Grant James Varjas in Catastrophe
(© Jon Kandel)
Grant James Varjas in Catastrophe
(© Jon Kandel)
Resonance Ensemble's Reflections: An Evening of Short Plays is, as so many compendiums are, a decidedly mixed bag. Samuel Beckett's Catastrophe and Anton Chekhov's Swan Song are done with care and thought; Michael Feingold's new play What Happened Then has interest and originality; while the remaining two works, Compromise by Ian Strasfogel, and Their Town by Alvin Eng, simply do not succeed as engaging theater. Eric Parness directs all five plays, and his skills and that of the actors seem at the mercy of the quality of the writing.

Strasfogel's work not only derives from Beckett's play, it literally bookends it. A vampy producer (Christine Verleny) coaxes a well-meaning director (Bill Fairbairn, appealingly low-key) to present Catastrophe with contemporary relevance: "Darfur!" she suggests. When the director protests that the play was written for Vaclav Havel, the producer castigates him, praising JoAnne Akalaitis' controversial presentation of Beckett's Endgame set in a subway station. While they have this conversation, a statue of Beckett (David Arthur Bachrach) mugs his responses of shock, anger, and approval. Unfortunately, it's a one-note joke for both Beckett fans and theater insiders.

So much more subtle and appealing is the Beckett work itself, in which a director (Bachrach) and an assistant (Nicole Godino) critique the protagonist (Grant James Varjas), a live man cruelly being physically re-arranged each time the director gives an instruction to whiten the hand or bow the head. The work is chilling, oblique, and powerful.

Surprisingly, rather than taking a break there, the first half plows on through Eng's play, in which Harry Cloud (Todd Butera) and Terry Cave (Bill Fairbairn) meet up in limbo and exchange stories and recriminations. The derivative references to Thornton Wilder's Our Town are embarrassing and ineffective and the talky yawner lacks the needed Twilight Zone-esque surprise to make it satisfying.

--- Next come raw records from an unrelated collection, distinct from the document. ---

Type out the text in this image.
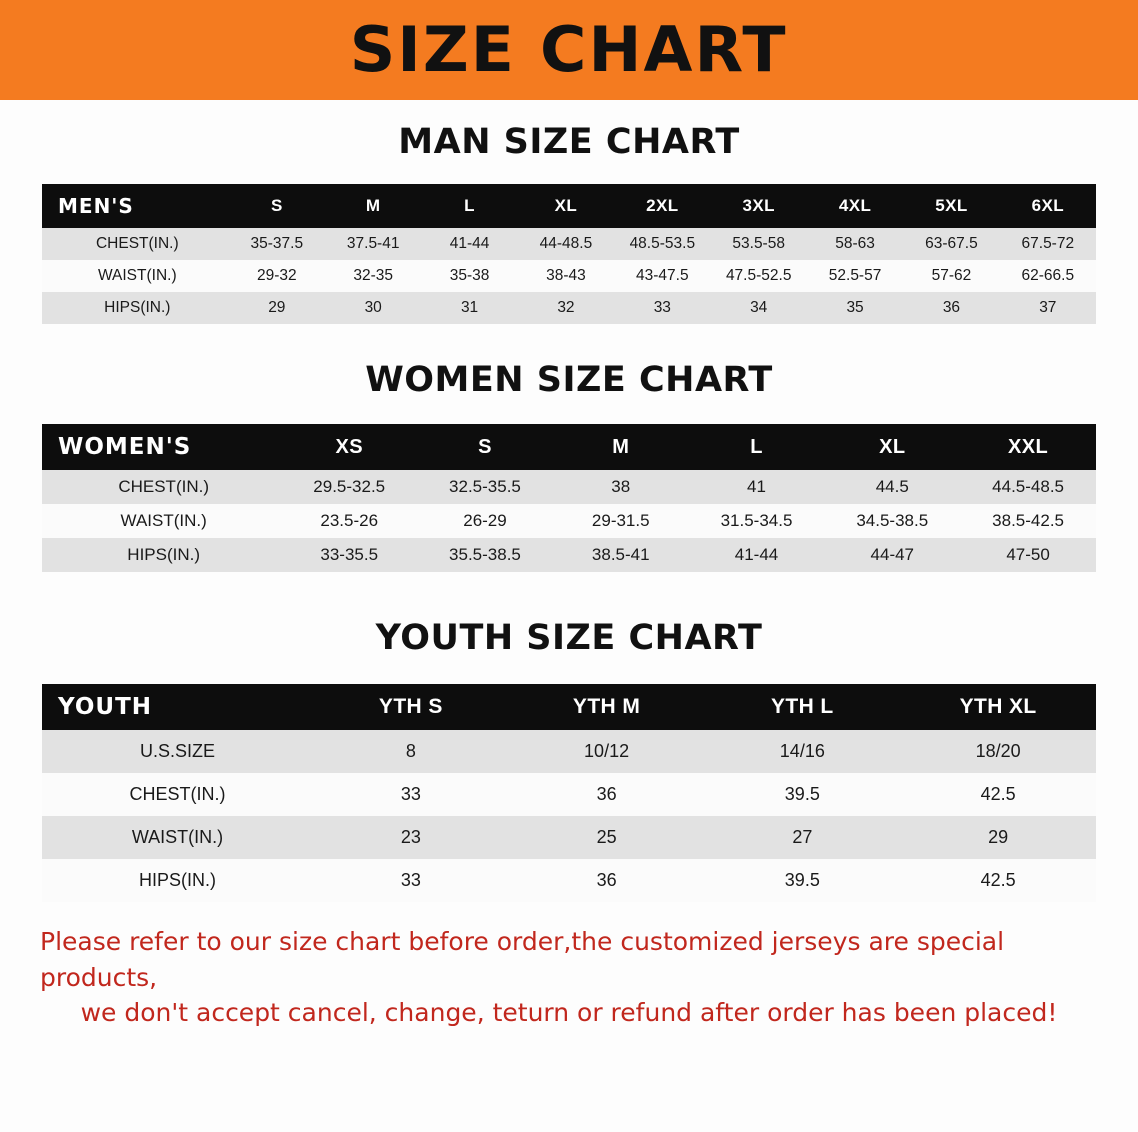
SIZE CHART
MAN SIZE CHART
MEN'S	S	M	L	XL	2XL	3XL	4XL	5XL	6XL
CHEST(IN.)	35-37.5	37.5-41	41-44	44-48.5	48.5-53.5	53.5-58	58-63	63-67.5	67.5-72
WAIST(IN.)	29-32	32-35	35-38	38-43	43-47.5	47.5-52.5	52.5-57	57-62	62-66.5
HIPS(IN.)	29	30	31	32	33	34	35	36	37
WOMEN SIZE CHART
WOMEN'S	XS	S	M	L	XL	XXL
CHEST(IN.)	29.5-32.5	32.5-35.5	38	41	44.5	44.5-48.5
WAIST(IN.)	23.5-26	26-29	29-31.5	31.5-34.5	34.5-38.5	38.5-42.5
HIPS(IN.)	33-35.5	35.5-38.5	38.5-41	41-44	44-47	47-50
YOUTH SIZE CHART
YOUTH	YTH S	YTH M	YTH L	YTH XL
U.S.SIZE	8	10/12	14/16	18/20
CHEST(IN.)	33	36	39.5	42.5
WAIST(IN.)	23	25	27	29
HIPS(IN.)	33	36	39.5	42.5
Please refer to our size chart before order,the customized jerseys are special products,
we don't accept cancel, change, teturn or refund after order has been placed!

Fortunately, things pick up after intermission with the delightfully performed Swan Song, in which Fairbairn struts his stuff as a drunken, maudlin actor, Vasili Svietlovidoff, who is locked in the theatre by accident, and Bachrach is pitch-perfect as fawning, anxious dresser Nikita Ivanitch. Not much "happens," but it's a delight to watch an old actor ham it up, take on death, recite Shakespeare, and face the future.

Feingold's work strangely blends existential reflection with campfire story. In the eighteenth century, Andrew Connor (Varjas), an Englishman working for the Governor in Cuba, unexpectedly meets the man for whose "murder" he was abortively hanged: Richard McPherson (Butera), who was actually pressed into the service of a pirate gang. The two men make plans to return to England to clear Connor's name. In the next scene, which takes place many years later, Connor tries to convince McPherson's niece (Godino) of the tale, since McPherson mysteriously never arrived back in England. While the play ultimately becomes repetitive and over-ruminative, the actors acquit themselves very well.